Ha. Or someone who taught everyone to use plastic hammers on a fisher price toy. Imagining someone trying to use a plastic toy to drive a real nail recalling all of those discussions online where he insisted his plastic hammer was a real hammer.

at risk of beating this analogy to death, if you give a person a real hammer and a nail and tell them to make it happen and they could probably figure it out. Might not take long.

But would they be successful their first try? What if you said, "Drive it without bending it, and if you don't I'm going to beat you with this baseball bat?" Or what if the cost of failure was death? Because, I mean, if we are talking about fighting, the stakes for failure could be pretty high.
 
Good lord.

One could argue that you would invent a hammer. Because a tool that drives a nail is, by definition, a hammer. May not be a sophisticated hammer, but is identified by its function, not its form.

There is also the possibility that you cannot drive that nail, and that the more experience you have driving nails with a commercial hammer, the more likely it is that you will succeed in improvising a tool.
Either way, no matter what you use, you are the one who has to do it.
 
Good lord.

One could argue that you would invent a hammer. Because a tool that drives a nail is, by definition, a hammer. May not be a sophisticated hammer, but is identified by its function, not its form.

There is also the possibility that you cannot drive that nail, and that the more experience you have driving nails with a commercial hammer, the more likely it is that you will succeed in improvising a tool.
no, the act of knocking it in is a hammer, you are still however using your shoe to hammer
 
Either way, no matter what you use, you are the one who has to do it.
I don't think anyone is arguing it doesn't take hard work and dedication to build real skills.

Yet we are built a certain way, move a certain way, and all deal with the same physics;so there will be optimal ways to spend your energy that will give you optimal results, right on down to ways that are so unoptimal no amount of effort will lead to these desired results. This is why good technique looks like good technique. There really is a best way to do everything.

There is no Canadian geometry.
 
So after over 1000 replies, is it fair to call Aikido a martial art for self defense, or should we consider it more of a spiritual, internal exercise like Yoga or Tai Chi?

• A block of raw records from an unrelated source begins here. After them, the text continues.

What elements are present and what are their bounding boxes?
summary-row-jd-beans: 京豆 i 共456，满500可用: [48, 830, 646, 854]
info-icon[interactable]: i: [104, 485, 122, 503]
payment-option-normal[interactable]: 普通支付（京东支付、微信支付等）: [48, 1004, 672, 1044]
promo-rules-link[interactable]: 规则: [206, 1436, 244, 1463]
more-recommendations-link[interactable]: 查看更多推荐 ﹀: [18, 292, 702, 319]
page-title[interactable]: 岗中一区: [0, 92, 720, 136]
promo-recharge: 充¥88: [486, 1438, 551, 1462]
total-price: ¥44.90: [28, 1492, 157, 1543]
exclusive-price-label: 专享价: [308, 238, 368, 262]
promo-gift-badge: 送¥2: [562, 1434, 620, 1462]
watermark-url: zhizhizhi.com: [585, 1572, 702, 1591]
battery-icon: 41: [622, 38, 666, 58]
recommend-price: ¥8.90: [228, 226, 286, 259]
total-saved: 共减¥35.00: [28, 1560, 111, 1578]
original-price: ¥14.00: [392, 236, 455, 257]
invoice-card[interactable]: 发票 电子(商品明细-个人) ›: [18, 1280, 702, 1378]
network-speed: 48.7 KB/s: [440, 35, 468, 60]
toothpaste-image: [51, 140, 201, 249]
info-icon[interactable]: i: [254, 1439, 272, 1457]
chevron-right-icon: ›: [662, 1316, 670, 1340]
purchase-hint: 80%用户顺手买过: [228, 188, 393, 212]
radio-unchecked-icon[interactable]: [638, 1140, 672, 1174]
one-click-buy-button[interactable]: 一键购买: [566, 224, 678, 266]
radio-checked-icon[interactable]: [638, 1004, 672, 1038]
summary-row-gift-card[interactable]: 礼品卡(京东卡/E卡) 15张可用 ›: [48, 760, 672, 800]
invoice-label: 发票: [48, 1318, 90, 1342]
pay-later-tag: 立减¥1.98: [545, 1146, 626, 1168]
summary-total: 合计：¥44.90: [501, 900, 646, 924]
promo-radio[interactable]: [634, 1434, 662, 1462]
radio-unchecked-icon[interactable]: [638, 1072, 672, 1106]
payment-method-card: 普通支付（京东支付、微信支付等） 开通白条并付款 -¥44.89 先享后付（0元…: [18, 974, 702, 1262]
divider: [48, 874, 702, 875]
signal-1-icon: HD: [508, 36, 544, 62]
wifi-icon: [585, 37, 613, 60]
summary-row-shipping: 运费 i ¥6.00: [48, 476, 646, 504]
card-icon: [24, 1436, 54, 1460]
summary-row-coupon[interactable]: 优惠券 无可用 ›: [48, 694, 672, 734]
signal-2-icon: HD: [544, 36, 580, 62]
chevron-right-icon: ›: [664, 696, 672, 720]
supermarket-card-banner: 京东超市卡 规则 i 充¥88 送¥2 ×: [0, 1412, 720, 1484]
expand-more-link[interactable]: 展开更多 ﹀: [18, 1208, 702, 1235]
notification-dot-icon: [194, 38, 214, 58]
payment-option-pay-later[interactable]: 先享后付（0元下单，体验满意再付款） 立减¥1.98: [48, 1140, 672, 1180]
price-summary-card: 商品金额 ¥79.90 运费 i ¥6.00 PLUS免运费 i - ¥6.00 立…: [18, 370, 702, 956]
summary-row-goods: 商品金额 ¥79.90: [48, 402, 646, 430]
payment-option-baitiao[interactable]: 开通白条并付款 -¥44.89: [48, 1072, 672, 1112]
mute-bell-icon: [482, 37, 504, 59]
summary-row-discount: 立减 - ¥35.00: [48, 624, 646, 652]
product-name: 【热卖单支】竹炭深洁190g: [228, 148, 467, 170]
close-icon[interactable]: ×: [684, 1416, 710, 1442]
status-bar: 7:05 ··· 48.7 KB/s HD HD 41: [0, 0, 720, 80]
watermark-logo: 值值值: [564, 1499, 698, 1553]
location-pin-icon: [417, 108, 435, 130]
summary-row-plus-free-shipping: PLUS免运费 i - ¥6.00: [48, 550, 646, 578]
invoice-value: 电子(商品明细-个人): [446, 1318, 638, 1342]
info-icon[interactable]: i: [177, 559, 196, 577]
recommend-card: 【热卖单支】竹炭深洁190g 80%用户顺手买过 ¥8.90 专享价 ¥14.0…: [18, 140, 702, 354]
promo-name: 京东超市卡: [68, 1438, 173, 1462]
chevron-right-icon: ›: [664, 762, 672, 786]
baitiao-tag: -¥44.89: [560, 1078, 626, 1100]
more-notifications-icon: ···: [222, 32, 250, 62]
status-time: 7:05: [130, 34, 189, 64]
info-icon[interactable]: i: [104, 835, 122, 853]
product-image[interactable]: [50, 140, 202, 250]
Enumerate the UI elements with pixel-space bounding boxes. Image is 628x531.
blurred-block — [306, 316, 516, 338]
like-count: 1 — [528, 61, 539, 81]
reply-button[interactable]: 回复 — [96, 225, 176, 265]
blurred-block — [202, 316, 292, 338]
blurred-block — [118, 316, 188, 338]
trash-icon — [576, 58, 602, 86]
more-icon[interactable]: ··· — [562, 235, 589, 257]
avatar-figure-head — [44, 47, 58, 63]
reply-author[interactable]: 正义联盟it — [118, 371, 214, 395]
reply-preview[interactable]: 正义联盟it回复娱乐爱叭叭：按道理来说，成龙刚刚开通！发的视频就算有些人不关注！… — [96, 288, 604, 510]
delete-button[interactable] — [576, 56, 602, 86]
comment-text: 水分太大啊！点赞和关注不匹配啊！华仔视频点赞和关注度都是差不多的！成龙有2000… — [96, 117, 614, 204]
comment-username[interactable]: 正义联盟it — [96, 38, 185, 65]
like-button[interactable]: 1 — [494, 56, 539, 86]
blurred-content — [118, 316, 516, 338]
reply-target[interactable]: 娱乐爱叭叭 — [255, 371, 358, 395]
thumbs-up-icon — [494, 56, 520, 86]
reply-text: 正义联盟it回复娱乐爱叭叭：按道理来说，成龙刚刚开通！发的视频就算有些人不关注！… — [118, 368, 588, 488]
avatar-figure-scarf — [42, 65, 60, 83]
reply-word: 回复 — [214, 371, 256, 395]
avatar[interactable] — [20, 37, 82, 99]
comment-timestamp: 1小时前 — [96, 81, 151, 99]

I’m leaning towards the latter. I feel that Aikido is too divorced from practicality to be considered a self defense method.
 
So after over 1000 replies, is it fair to call Aikido a martial art for self defense, or should we consider it more of a spiritual, internal exercise like Yoga or Tai Chi?

I’m leaning towards the latter. I feel that Aikido is too divorced from practicality to be considered a self defense method.
well that would depend almost exclusively on who your defending against and their attributes as compared to yours,

its impossible, no matter how determined you are, and you do seem very determined to consider the effectivness of a ma in a bubble devoid of real world circumstance,
 
well that would depend almost exclusively on who your defending against and their attributes as compared to yours,

its impossible, no matter how determined you are, and you do seem very determined to consider the effectivness of a ma in a bubble devoid of real world circumstance,

It's not impossible at all. We see multiple examples of effectiveness in other arts. However, no concrete example of Aikido's effectiveness exists unless it's someone who is far larger and more powerful than their opponent forcing the techniques to work.